Hydrodynamic simulations of galaxy formation in a cosmological context

Abstract

The formation of galaxies and their subsequent evolution through cosmic time is governed by a variety of complex physical processes such as gas cooling, star formation, feedback and merger events. In this thesis we use hydrodynamical simulations to study the effect of these processes on galaxy properties. We first investigate the change in galaxy morphology as they undergo mergers. We look at a wide variety of merger events from interaction between small dark matter subhaloes and galactic discs, to major mergers. In the second part of the thesis we turn our attention to the role of stellar feedback in regulating star formation.

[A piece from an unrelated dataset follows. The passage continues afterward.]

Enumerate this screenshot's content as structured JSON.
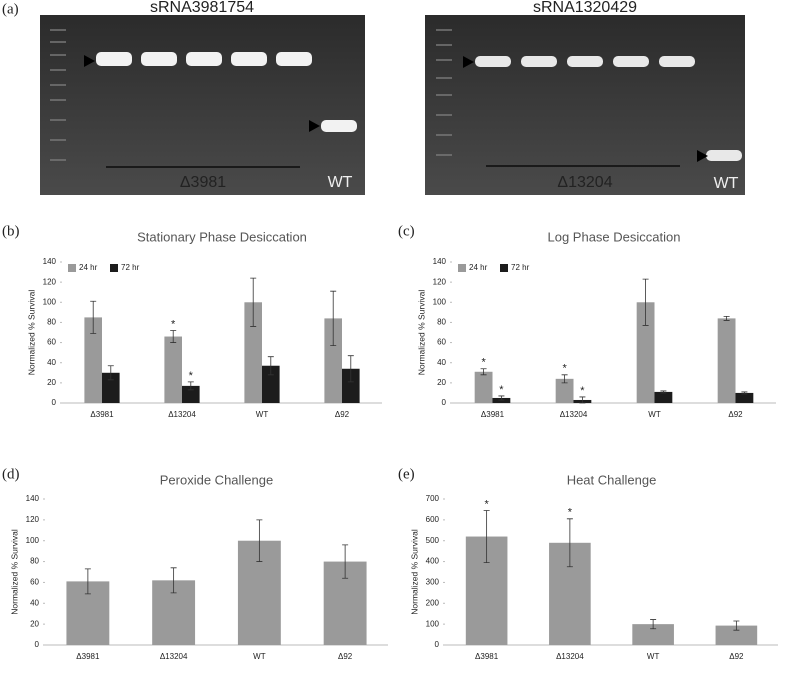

A model for short range photoheating of gas by radiation from massive stars is tested by simulating a representative volume of the Universe and comparing the statistical properties of simulated galaxies with the observed ones. Finally, we introduce a new, computationally efficient model to calculate the gas cooling rate in the presence of local radiation fields. The model uses simple assumptions for absorption of ultra-violet photons and an optically thin approximation to propagate local radiation fields throughout the entire simulation volume. Using this new method we show that local radiation has a significant effect in regulating the star formation rate of L* galaxies. It reduces gas accretion onto the disc, thereby, producing realistic galaxies without resorting to extreme feedback mechanisms.